A Lava Jato sobreviveu a Vaza Jato
Na última semana, dois episódios certificaram que a Lava Jato, afinal, sobreviveu a Vaza Jato.
Primeiro foi o ministro Luiz Fux que cedeu aos apelos das milícias virtuais da extrema direita e cassou, via decisão monocrática, o chamado juiz de garantia. O instituto jurídico — incluído no pacote anti-crime e que divide a condução dos processos criminais entre dois magistrados — foi promulgado pelo Legislativo, mas interpretado pelos lava-jatistas como uma provocação ao ex-juiz Sérgio Moro.
Para resolver a questão, Fux se valeu do expediente tão caro aos juízes e procuradores de Curitiba: usurpou a competência do Plenário e ratificou o modus operandis da Lava Jato pelo qual comportamentos anti-institucionais são permitidos porque realizados em nome da própria institucionalidade — que renasceria renovada ao final do processo, como prega o moralismo farisaico da República de Curitiba.
No dia seguinte a decisão de Fux, foi a vez do atrito entre Sérgio Moro e Jair Bolsonaro a respeito da separação do ministério da Justiça que então daria origem ao ministério da Segurança Pública.
O presidente esperava se valer duplamente da decisão: tanto pela escolha de um novo ministro da Segurança Pública que facilitaria a cooptação dos órgãos subordinados (como a Polícia Federal), quanto pela erosão do discurso de Moro que não perde oportunidade de alardear a melhora dos índices de criminalidade e segurança.
A reação, no entanto, foi imediata. Entre boatos de que Moro pediria demissão e o levante nas redes sociais em apoio ao ex-juiz, Bolsonaro recuou.
Foi Moro quem venceu.
Para quem se lembra, essa não foi a primeira intriga entre ambos. Bolsonaro se aproveitou da fraqueza de Moro após a Vaza Jato para empurrar decisões que atacaram a Lava Jato e, na mesma medida, dificultaram as investigações contra o filho Flávio. A lista é variada: Coaf no ministério da Economia; escolha de Aras para a PGR; elogio da decisão de Toffoli que paralisou as investigações do Coaf.
Só quando Bolsonaro tentou forçar a troca do diretor-geral da PF, Maurício Valeixo, que Moro enfim reagiu — momento em que estivemos no limiar da demissão do ex-juíz do governo.
Seguindo o conselho do general Heleno — que alertou o presidente de que “se demitir Moro, seu governo cai” — Bolsonaro não demitiu Moro.

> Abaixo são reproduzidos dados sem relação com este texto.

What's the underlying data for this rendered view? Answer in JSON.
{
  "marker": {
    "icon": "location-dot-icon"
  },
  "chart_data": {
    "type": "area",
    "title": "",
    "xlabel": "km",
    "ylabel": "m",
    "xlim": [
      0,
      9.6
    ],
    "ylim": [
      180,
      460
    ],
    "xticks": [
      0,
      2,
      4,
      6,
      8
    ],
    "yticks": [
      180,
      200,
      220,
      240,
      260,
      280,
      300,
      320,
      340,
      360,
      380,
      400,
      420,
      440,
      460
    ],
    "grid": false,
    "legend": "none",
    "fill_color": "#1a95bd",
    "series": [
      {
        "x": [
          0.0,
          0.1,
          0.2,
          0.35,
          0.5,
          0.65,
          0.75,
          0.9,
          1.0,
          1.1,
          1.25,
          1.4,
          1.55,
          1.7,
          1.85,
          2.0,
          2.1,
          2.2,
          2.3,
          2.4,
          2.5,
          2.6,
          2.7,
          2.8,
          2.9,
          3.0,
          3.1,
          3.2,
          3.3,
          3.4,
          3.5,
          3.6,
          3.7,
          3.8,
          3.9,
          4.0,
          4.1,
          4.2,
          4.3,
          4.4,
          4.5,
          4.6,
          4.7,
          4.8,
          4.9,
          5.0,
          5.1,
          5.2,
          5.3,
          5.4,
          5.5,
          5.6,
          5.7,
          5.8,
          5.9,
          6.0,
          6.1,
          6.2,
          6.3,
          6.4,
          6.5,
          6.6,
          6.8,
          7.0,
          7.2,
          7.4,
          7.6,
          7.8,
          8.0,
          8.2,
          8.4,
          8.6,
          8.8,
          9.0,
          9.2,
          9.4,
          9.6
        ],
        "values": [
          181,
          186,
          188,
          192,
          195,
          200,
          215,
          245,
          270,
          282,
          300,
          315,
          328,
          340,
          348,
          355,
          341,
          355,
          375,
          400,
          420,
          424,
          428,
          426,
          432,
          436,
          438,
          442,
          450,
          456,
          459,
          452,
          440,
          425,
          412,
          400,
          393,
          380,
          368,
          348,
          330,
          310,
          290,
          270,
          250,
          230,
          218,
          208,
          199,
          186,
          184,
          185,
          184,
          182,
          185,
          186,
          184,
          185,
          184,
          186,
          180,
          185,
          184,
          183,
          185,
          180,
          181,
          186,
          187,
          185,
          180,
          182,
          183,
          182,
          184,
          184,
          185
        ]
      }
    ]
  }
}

E o balde de água fria veio quando a pesquisa do Datafolha revelou que o ministro continuava com a popularidade intacta — de longe, o membro mais popular do governo.
Dali em diante, o presidente fez questão de elogiar o ex-juiz no discurso da ONU e, mais importante, concentrou os esforços do governo pela aprovação acelerada do pacote anti-crime do ministro, que estava em parado desde o começo do ano.
Moro, que não é bobo, pegou carona na popularidade e politizou o trâmite do pacote pelo legislativo. Contra a emenda do juiz de garantia inserida pelo deputado Marcelo Freixo (PSOL-RJ), Moro convocou as milícias virtuais pela defesa do projeto original. Uma coisa é certa: enquanto todo mundo percebe que Bolsonaro não resiste a tentação de salvar o filho, o discurso anti-corrupção se agarra novamente a Moro.
Assim se explica o despudor de Fux em proferir liminar tão descarada. E também por isso, quando o presidente tentou extinguir o superministério de Moro, a reação foi tal que quem foi fritado não foi o ex-juiz, mas o próprio Bolsonaro.
As revelações do The Intercept impugnaram derrotas a Lava Jato no Legislativo (lei de abuso de autoridade) e no STF (prisão após o trânsito em julgado; mudança na ordem das alegações finais; caixa 02 como competência da Justiça Eleitoral). Essas derrotas, no entanto, foram mais “técnicas” do que fatais. Dito de outro modo: mesmo que o vazamento tenha revelado o conluio criminoso entre setores do Ministério Público e do Judiciário, Moro e a Lava Jato sobreviveram
Ainda na semana passada, o ex-juiz esteve no programa Roda Viva e marcou sua distância ao presidente em temas como liberdade de imprensa e o juiz de garantias (que Bolsonaro não vetou). Mais do que isso: Moro comentou seus feitos como juiz e ministro como quem não pretende parar por aí.
Bolsonaro já chegou a oferecer a vaga de vice à Moro em 2022, mas esse não pareceu animado. Resta, ao presidente, a carta na manga de oferecê-lo a vaga no STF.
Ou Moro terá a vaga no STF. Ou Moro será candidato em 2022. Em ambos os casos, a Lava Jato está viva e galgando posições.